En effet, si le maire ou le préfet estiment que la manifestation projetée est de nature à troubler l'ordre public, ils peuvent l'interdire par un arrêté, immédiatement notifié aux organisateurs. Cette interdiction doit être basée uniquement sur des considérations d’ordre public, et jamais sur l’opinion que la manifestation veut faire passer, sauf si l’expression de cette opinion est illégale en soi (ainsi, serait illégale par nature une manifestation certes pacifique, mais appelant à la discrimination raciale ou sexiste par exemple, car il est interdit d’exprimer publiquement de telles opinions). Enfin, cette interdiction peut être contestée par les organisateurs en référé-liberté devant le tribunal administratif, qui doit statuer dans les 48 heures.

L’organisation d’une manifestation sans déclaration, ou sans respecter les termes de cette déclaration, rend cette manifestation illicite. Des sanctions pénales peuvent alors être infligées aux organisateurs : jusqu'à 6 mois d'emprisonnement et 7 500 € d'amende pour les organisateurs (C. pén., art. 431-9), mais jamais pour les manifestants eux-mêmes, sauf s’ils se rendent coupables eux-mêmes d’infractions comme la rébellion contre les forces de l’ordre, ou l’outrage. En outre, l’autorité est fondée à utiliser la force pour disperser la manifestation, sachant qu’une dispersion trop brutale au regard du trouble en cours à l’ordre public, serait condamnée par la Cour européenne des droits de l’homme (des cas existent contre la Russie ou la Turquie).

Ce régime est-il adapté aux nouvelles formes de manifestations ? 
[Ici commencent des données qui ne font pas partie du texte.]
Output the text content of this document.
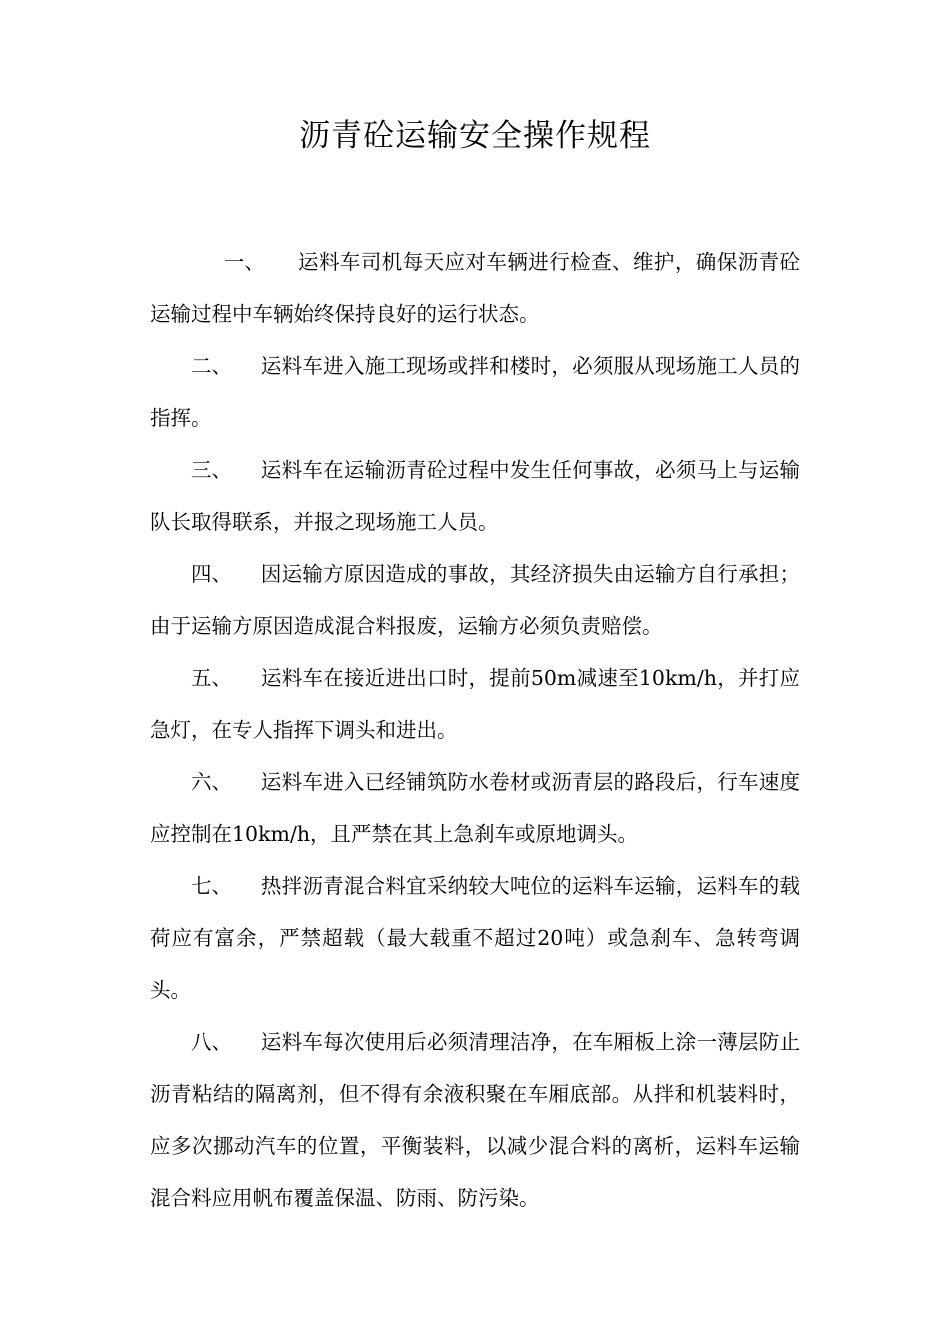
沥青砼运输安全操作规程

一、 运料车司机每天应对车辆进行检查、维护，确保沥青砼运输过程中车辆始终保持良好的运行状态。

二、 运料车进入施工现场或拌和楼时，必须服从现场施工人员的指挥。

三、 运料车在运输沥青砼过程中发生任何事故，必须马上与运输队长取得联系，并报之现场施工人员。

四、 因运输方原因造成的事故，其经济损失由运输方自行承担；由于运输方原因造成混合料报废，运输方必须负责赔偿。

五、 运料车在接近进出口时，提前50m减速至10km/h，并打应急灯，在专人指挥下调头和进出。

六、 运料车进入已经铺筑防水卷材或沥青层的路段后，行车速度应控制在10km/h，且严禁在其上急刹车或原地调头。

七、 热拌沥青混合料宜采纳较大吨位的运料车运输，运料车的载荷应有富余，严禁超载（最大载重不超过20吨）或急刹车、急转弯调头。

八、 运料车每次使用后必须清理洁净，在车厢板上涂一薄层防止沥青粘结的隔离剂，但不得有余液积聚在车厢底部。从拌和机装料时，应多次挪动汽车的位置，平衡装料，以减少混合料的离析，运料车运输混合料应用帆布覆盖保温、防雨、防污染。
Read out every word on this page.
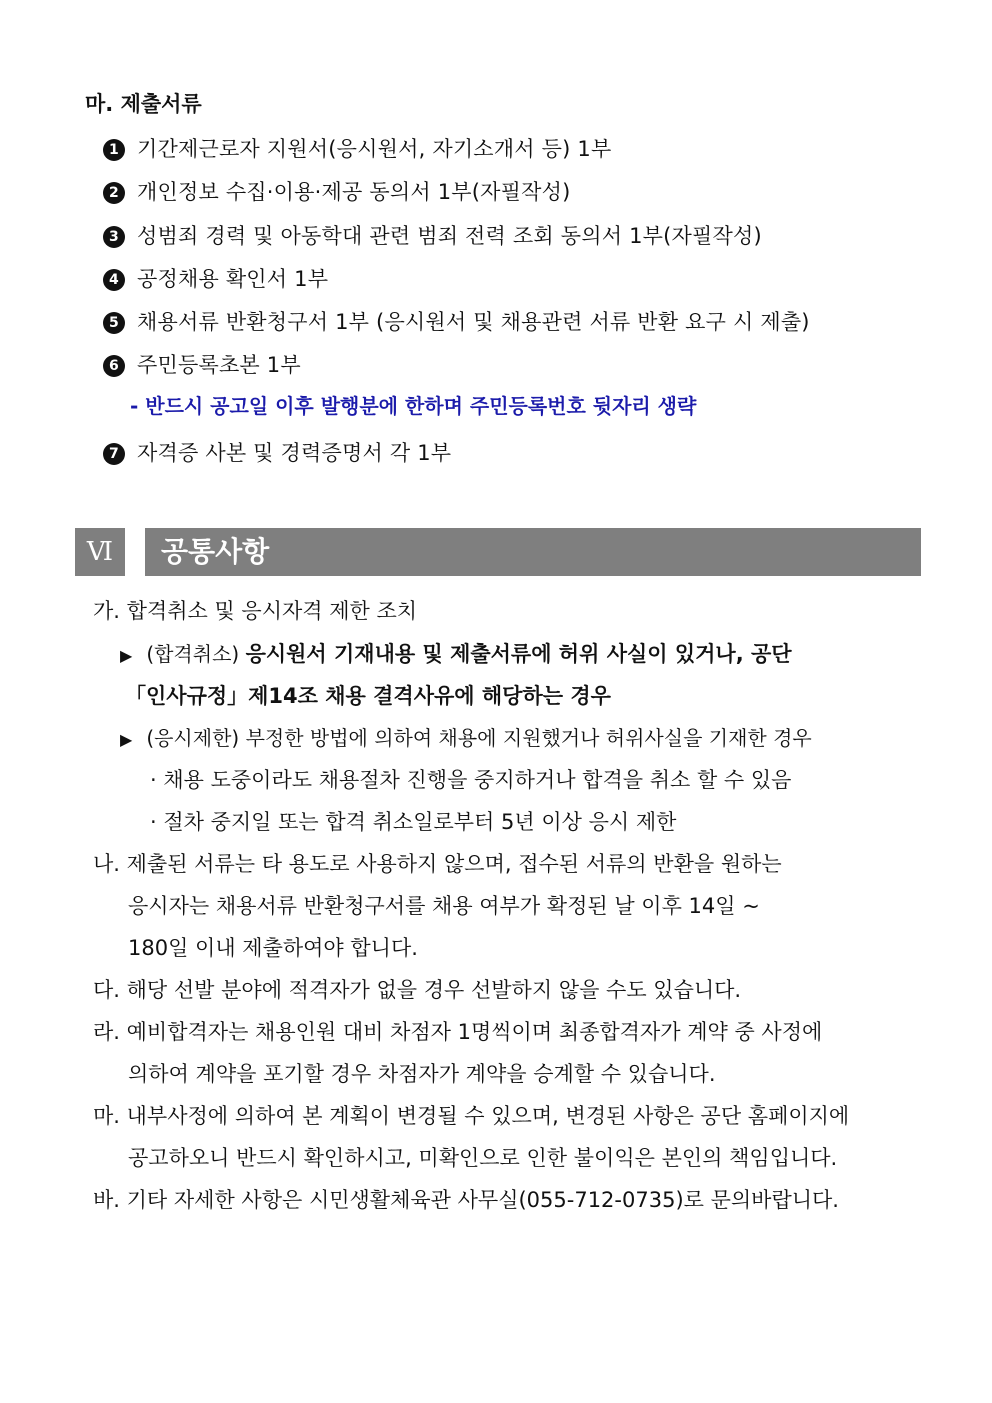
마. 제출서류
1 기간제근로자 지원서(응시원서, 자기소개서 등) 1부
2 개인정보 수집·이용·제공 동의서 1부(자필작성)
3 성범죄 경력 및 아동학대 관련 범죄 전력 조회 동의서 1부(자필작성)
4 공정채용 확인서 1부
5 채용서류 반환청구서 1부 (응시원서 및 채용관련 서류 반환 요구 시 제출)
6 주민등록초본 1부
- 반드시 공고일 이후 발행분에 한하며 주민등록번호 뒷자리 생략
7 자격증 사본 및 경력증명서 각 1부
Ⅵ	공통사항
가. 합격취소 및 응시자격 제한 조치
▶ (합격취소) 응시원서 기재내용 및 제출서류에 허위 사실이 있거나, 공단
「인사규정」제14조 채용 결격사유에 해당하는 경우
▶ (응시제한) 부정한 방법에 의하여 채용에 지원했거나 허위사실을 기재한 경우
· 채용 도중이라도 채용절차 진행을 중지하거나 합격을 취소 할 수 있음
· 절차 중지일 또는 합격 취소일로부터 5년 이상 응시 제한
나. 제출된 서류는 타 용도로 사용하지 않으며, 접수된 서류의 반환을 원하는
응시자는 채용서류 반환청구서를 채용 여부가 확정된 날 이후 14일 ~
180일 이내 제출하여야 합니다.
다. 해당 선발 분야에 적격자가 없을 경우 선발하지 않을 수도 있습니다.
라. 예비합격자는 채용인원 대비 차점자 1명씩이며 최종합격자가 계약 중 사정에
의하여 계약을 포기할 경우 차점자가 계약을 승계할 수 있습니다.
마. 내부사정에 의하여 본 계획이 변경될 수 있으며, 변경된 사항은 공단 홈페이지에
공고하오니 반드시 확인하시고, 미확인으로 인한 불이익은 본인의 책임입니다.
바. 기타 자세한 사항은 시민생활체육관 사무실(055-712-0735)로 문의바랍니다.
Les manifestations de type « gilets jaunes » se distinguent par trois caractéristiques : d’abord, les organisateurs rejettent l’idée même d’une déclaration ; ensuite, ces manifestations sont très éclatées territorialement ; enfin, elles sont souvent émaillées de violences. Cela contraste évidemment avec les grandes manifestations déclarées de type syndical, fortement encadrées à l’aide de services d’ordre expérimentés, auxquelles le pays est plus habitué. Mais force est de constater que ces grandes manifestations, à quelques exceptions près lorsqu’elles sont réellement massives et correspondent à un réel courant de pensée à travers le pays, sont moins efficaces que celles des gilets jaunes pour obtenir des concessions de la part du Gouvernement. Avant les gilets jaunes, les « bonnets rouges » en Bretagne l’avaient compris. La tactique de dispersion et de harcèlement des forces de l’ordre est payante et déstabilise nos gouvernants. Ces manifestations sont plus gênantes pour la population, alors mêmes que les manifestants sont peu nombreux à l’échelle du pays.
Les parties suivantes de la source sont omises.